Ora, passado pouco tempo e depois de sermos fortemente assolados pela crise internacional de que Portugal não teve culpas específicas, eis que Passos Coelho inverte completamente o seu discurso e até parece que de um momento para o outro passámos de exímios a mentecaptos.
Não. Não fizemos essa evolução, nem nós nem todos os outros países europeus que estão a tomar fortes medidas restritivas. Vejamos só o caso dos défices de partida e da dívida pública para já não falar nas medidas concretas que irão afectar a generalidade das economias europeias.
Valor dos défices: Irlanda – 14,4%; Reino Unido – 11,4%; Espanha – 11,1%; Letónia – 9,4%; Portugal – 9,3%; Eslováquia – 7,9%; França – 7,5%; Polónia – 7,2%.
Dívida Pública: Itália – 116%; Bélgica – 96,2%; Hungria – 78,4%; França – 78,1%; Portugal – 76,1%; Alemanha – 73,4%.
Ou seja, o problema não é só português e ultrapassa em muito a Europa. É um problema global criado pelos especuladores financeiros internacionais assente em engenharias financeiras que não estavam traduzidas na economia real.

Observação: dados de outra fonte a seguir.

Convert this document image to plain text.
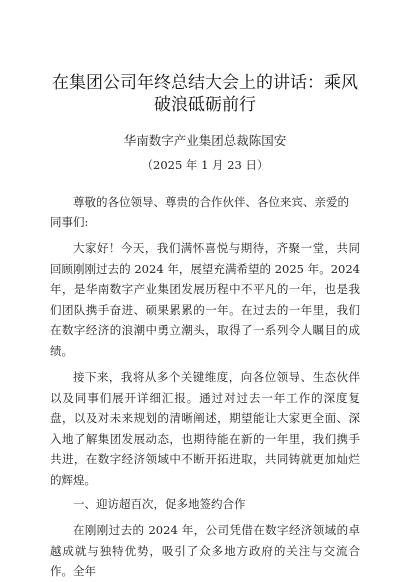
在集团公司年终总结大会上的讲话：乘风破浪砥砺前行

华南数字产业集团总裁陈国安

（2025 年 1 月 23 日）

尊敬的各位领导、尊贵的合作伙伴、各位来宾、亲爱的同事们:

大家好！今天，我们满怀喜悦与期待，齐聚一堂，共同回顾刚刚过去的 2024 年，展望充满希望的 2025 年。2024 年，是华南数字产业集团发展历程中不平凡的一年，也是我们团队携手奋进、硕果累累的一年。在过去的一年里，我们在数字经济的浪潮中勇立潮头，取得了一系列令人瞩目的成绩。

接下来，我将从多个关键维度，向各位领导、生态伙伴以及同事们展开详细汇报。通过对过去一年工作的深度复盘，以及对未来规划的清晰阐述，期望能让大家更全面、深入地了解集团发展动态，也期待能在新的一年里，我们携手共进，在数字经济领域中不断开拓进取，共同铸就更加灿烂的辉煌。

一、迎访超百次，促多地签约合作

在刚刚过去的 2024 年，公司凭借在数字经济领域的卓越成就与独特优势，吸引了众多地方政府的关注与交流合作。全年
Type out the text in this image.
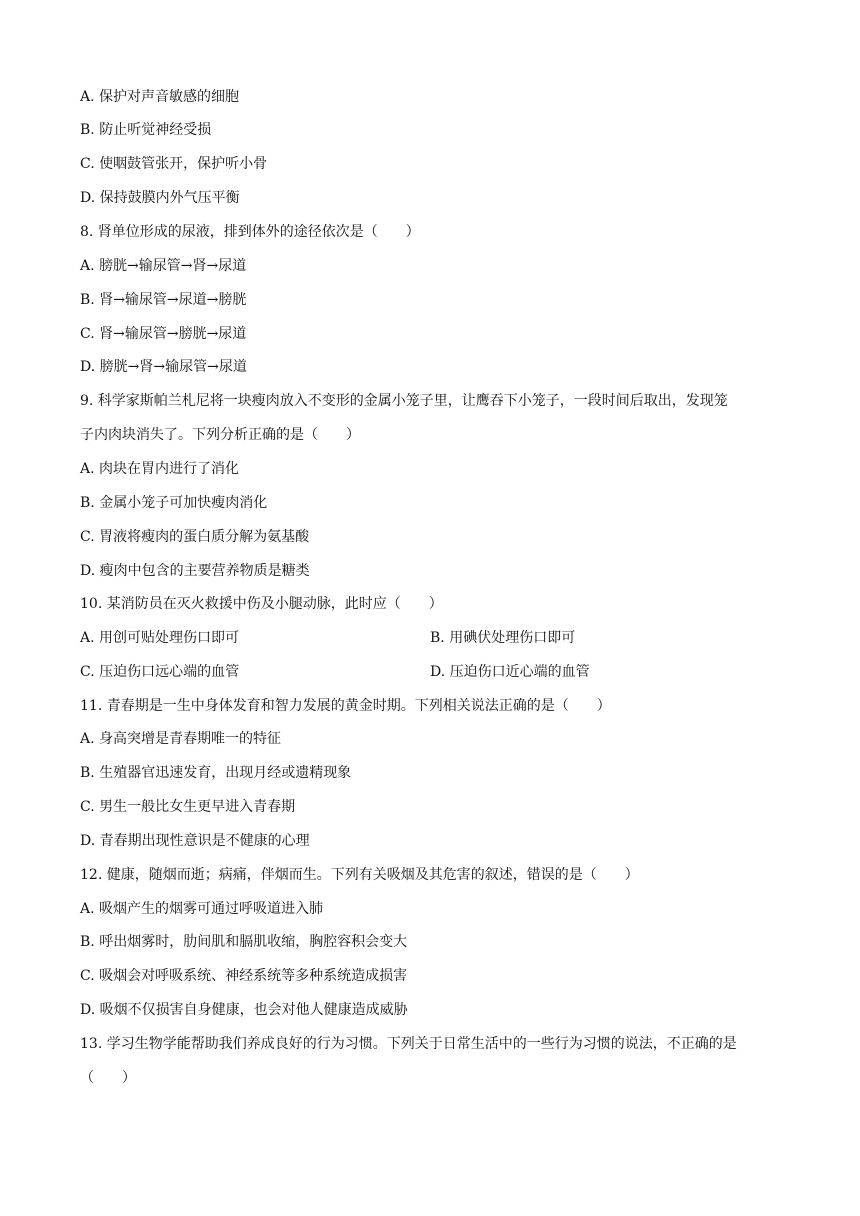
A. 保护对声音敏感的细胞
B. 防止听觉神经受损
C. 使咽鼓管张开，保护听小骨
D. 保持鼓膜内外气压平衡
8. 肾单位形成的尿液，排到体外的途径依次是（　　）
A. 膀胱→输尿管→肾→尿道
B. 肾→输尿管→尿道→膀胱
C. 肾→输尿管→膀胱→尿道
D. 膀胱→肾→输尿管→尿道
9. 科学家斯帕兰札尼将一块瘦肉放入不变形的金属小笼子里，让鹰吞下小笼子，一段时间后取出，发现笼
子内肉块消失了。下列分析正确的是（　　）
A. 肉块在胃内进行了消化
B. 金属小笼子可加快瘦肉消化
C. 胃液将瘦肉的蛋白质分解为氨基酸
D. 瘦肉中包含的主要营养物质是糖类
10. 某消防员在灭火救援中伤及小腿动脉，此时应（　　）
A. 用创可贴处理伤口即可	B. 用碘伏处理伤口即可
C. 压迫伤口远心端的血管	D. 压迫伤口近心端的血管
11. 青春期是一生中身体发育和智力发展的黄金时期。下列相关说法正确的是（　　）
A. 身高突增是青春期唯一的特征
B. 生殖器官迅速发育，出现月经或遗精现象
C. 男生一般比女生更早进入青春期
D. 青春期出现性意识是不健康的心理
12. 健康，随烟而逝；病痛，伴烟而生。下列有关吸烟及其危害的叙述，错误的是（　　）
A. 吸烟产生的烟雾可通过呼吸道进入肺
B. 呼出烟雾时，肋间肌和膈肌收缩，胸腔容积会变大
C. 吸烟会对呼吸系统、神经系统等多种系统造成损害
D. 吸烟不仅损害自身健康，也会对他人健康造成威胁
13. 学习生物学能帮助我们养成良好的行为习惯。下列关于日常生活中的一些行为习惯的说法，不正确的是
（　　）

E face a isto o PSD e Passos Coelho, agora, faz de conta que não vê a crise internacional e numa estratégia meramente partidária, pessoal e assente em lobbys, quer a todo o custo provocar uma crise que, aos seus olhos, lhe possa fazer ganhar umas eleições nem que para isso tenha que prejudicar gravemente o país, lançando-o numa deriva de forte ataque especulativo por parte dos “donos do dinheiro”.

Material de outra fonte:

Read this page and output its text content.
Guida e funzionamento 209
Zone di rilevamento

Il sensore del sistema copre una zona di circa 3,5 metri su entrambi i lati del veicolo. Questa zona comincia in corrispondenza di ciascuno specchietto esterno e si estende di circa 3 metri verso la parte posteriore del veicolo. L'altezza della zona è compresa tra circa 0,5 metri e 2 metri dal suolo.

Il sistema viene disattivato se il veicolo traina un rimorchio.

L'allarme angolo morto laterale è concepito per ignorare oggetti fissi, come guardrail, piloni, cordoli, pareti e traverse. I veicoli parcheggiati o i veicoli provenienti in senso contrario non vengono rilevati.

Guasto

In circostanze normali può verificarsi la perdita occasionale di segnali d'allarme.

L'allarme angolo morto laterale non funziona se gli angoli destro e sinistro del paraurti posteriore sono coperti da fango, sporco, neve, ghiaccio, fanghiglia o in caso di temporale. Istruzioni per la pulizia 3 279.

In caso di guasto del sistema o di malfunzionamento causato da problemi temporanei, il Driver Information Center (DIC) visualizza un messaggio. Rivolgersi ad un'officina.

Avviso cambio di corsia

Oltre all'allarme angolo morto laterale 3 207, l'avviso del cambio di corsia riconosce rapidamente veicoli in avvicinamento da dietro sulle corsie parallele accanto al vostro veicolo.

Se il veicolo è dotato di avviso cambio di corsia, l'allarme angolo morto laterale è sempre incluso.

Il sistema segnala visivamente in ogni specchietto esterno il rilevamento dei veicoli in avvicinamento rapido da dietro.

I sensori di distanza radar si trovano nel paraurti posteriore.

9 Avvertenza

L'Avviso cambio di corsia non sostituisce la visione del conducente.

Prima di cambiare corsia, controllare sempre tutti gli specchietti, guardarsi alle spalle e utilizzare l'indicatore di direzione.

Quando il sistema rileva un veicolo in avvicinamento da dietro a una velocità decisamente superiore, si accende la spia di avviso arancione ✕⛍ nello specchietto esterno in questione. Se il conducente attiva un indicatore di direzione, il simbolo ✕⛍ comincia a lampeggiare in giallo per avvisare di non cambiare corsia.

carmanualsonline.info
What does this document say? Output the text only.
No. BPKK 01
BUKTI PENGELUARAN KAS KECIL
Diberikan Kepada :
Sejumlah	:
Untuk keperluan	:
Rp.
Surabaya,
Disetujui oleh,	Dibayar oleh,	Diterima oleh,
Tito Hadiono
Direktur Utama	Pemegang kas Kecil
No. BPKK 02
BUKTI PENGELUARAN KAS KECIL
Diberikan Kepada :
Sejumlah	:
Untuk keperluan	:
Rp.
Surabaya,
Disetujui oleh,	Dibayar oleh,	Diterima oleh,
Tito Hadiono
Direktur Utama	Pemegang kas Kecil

E é por isso que eu acho que o PSD e Pedro Passos Coelho não estiveram nestas negociações, com o Governo, de boa-fé. Senão vejamos aquilo que ele disse, durante as negociações, num jantar de militantes em Almada e tudo aquilo que ele vem dizendo aos portugueses desde o Verão. Aliás Passos Coelho tudo tem feito para abrir uma crise em Portugal. Ao ameaçar, ao fazer chantagem e ao lançar ultimatos ao Governo.
E, portanto, quando alguém vai para uma negociação e coloca em cima da mesa objectivos que não materializa, que não traduz em termos orçamentais algo não está bem. O PSD bem sabe que há um conjunto de compromissos internacionais que não podem ser postos em causa.

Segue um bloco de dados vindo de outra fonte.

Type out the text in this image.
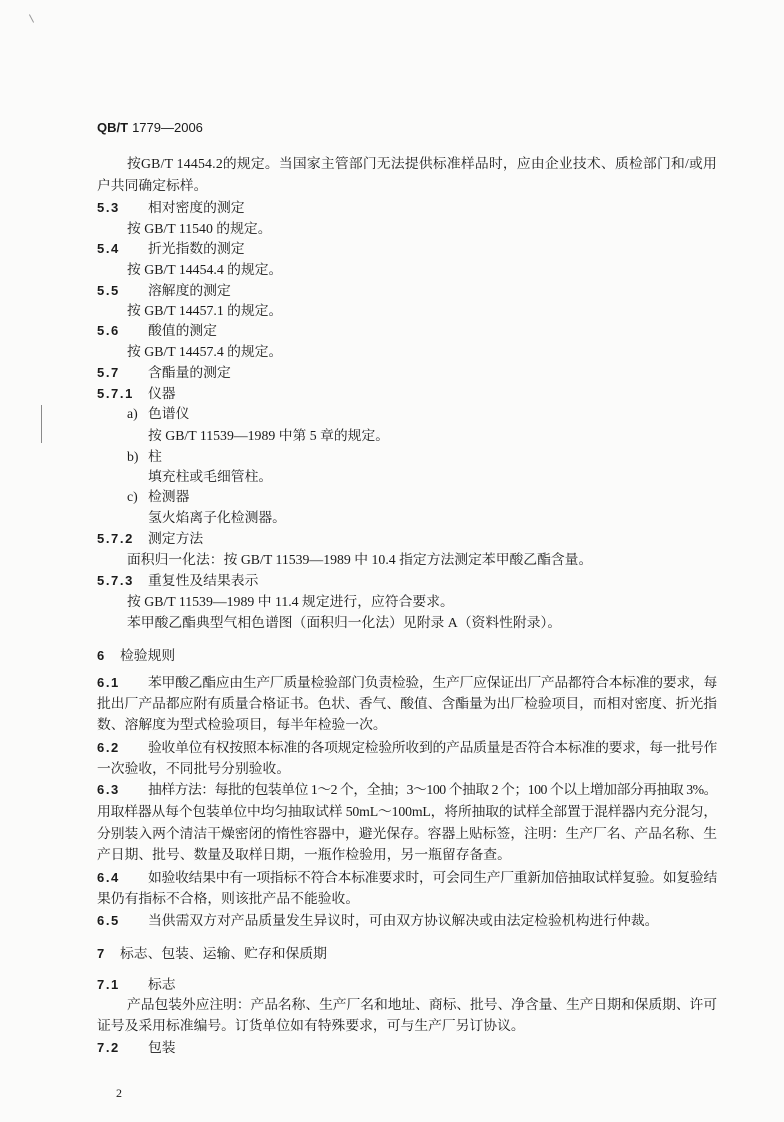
QB/T 1779—2006
按GB/T 14454.2的规定。当国家主管部门无法提供标准样品时，应由企业技术、质检部门和/或用
户共同确定标样。
5.3 相对密度的测定
按 GB/T 11540 的规定。
5.4 折光指数的测定
按 GB/T 14454.4 的规定。
5.5 溶解度的测定
按 GB/T 14457.1 的规定。
5.6 酸值的测定
按 GB/T 14457.4 的规定。
5.7 含酯量的测定
5.7.1 仪器
a) 色谱仪
按 GB/T 11539—1989 中第 5 章的规定。
b) 柱
填充柱或毛细管柱。
c) 检测器
氢火焰离子化检测器。
5.7.2 测定方法
面积归一化法：按 GB/T 11539—1989 中 10.4 指定方法测定苯甲酸乙酯含量。
5.7.3 重复性及结果表示
按 GB/T 11539—1989 中 11.4 规定进行，应符合要求。
苯甲酸乙酯典型气相色谱图（面积归一化法）见附录 A（资料性附录）。
6 检验规则
6.1 苯甲酸乙酯应由生产厂质量检验部门负责检验，生产厂应保证出厂产品都符合本标准的要求，每
批出厂产品都应附有质量合格证书。色状、香气、酸值、含酯量为出厂检验项目，而相对密度、折光指
数、溶解度为型式检验项目，每半年检验一次。
6.2 验收单位有权按照本标准的各项规定检验所收到的产品质量是否符合本标准的要求，每一批号作
一次验收，不同批号分别验收。
6.3 抽样方法：每批的包装单位 1～2 个，全抽；3～100 个抽取 2 个；100 个以上增加部分再抽取 3%。
用取样器从每个包装单位中均匀抽取试样 50mL～100mL，将所抽取的试样全部置于混样器内充分混匀，
分别装入两个清洁干燥密闭的惰性容器中，避光保存。容器上贴标签，注明：生产厂名、产品名称、生
产日期、批号、数量及取样日期，一瓶作检验用，另一瓶留存备查。
6.4 如验收结果中有一项指标不符合本标准要求时，可会同生产厂重新加倍抽取试样复验。如复验结
果仍有指标不合格，则该批产品不能验收。
6.5 当供需双方对产品质量发生异议时，可由双方协议解决或由法定检验机构进行仲裁。
7 标志、包装、运输、贮存和保质期
7.1 标志
产品包装外应注明：产品名称、生产厂名和地址、商标、批号、净含量、生产日期和保质期、许可
证号及采用标准编号。订货单位如有特殊要求，可与生产厂另订协议。
7.2 包装
2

Objectivamente, o PSD esteve, neste processo, a fazer, meramente, um jogo de sombras. Sentou-se à mesa das negociações forçado e fugiu na primeira curva da estrada de forma leviana. Foi aliás sempre o que Passos Coelho pretendeu, romper com as negociações.
Agora, há uma certeza que podemos ter, é que quem vai pagar, caso o Orçamento não seja viabilizado, será Portugal e os portugueses.
Para o Governo a aprovação do Orçamento sempre foi tido como um factor importante para a credibilidade internacional de Portugal independentemente dos calculismos partidários. Aliás, disse-o ab initio ao aceitar negociar e ao disponibilizar-se para aceitar alterações que fossem concretas.
Há momentos em que os líderes não podem ter calculismos, têm que ter dimensão institucional. Para o PS, Portugal estará sempre primeiro. E assumir este orçamento de forte restrição está para além de quaisquer estratégias partidárias.
O PS e o Governo esperam até ao último minuto por um assomo de bom senso por parte de Passos Coelho. O país não lhe perdoará caso o não faça.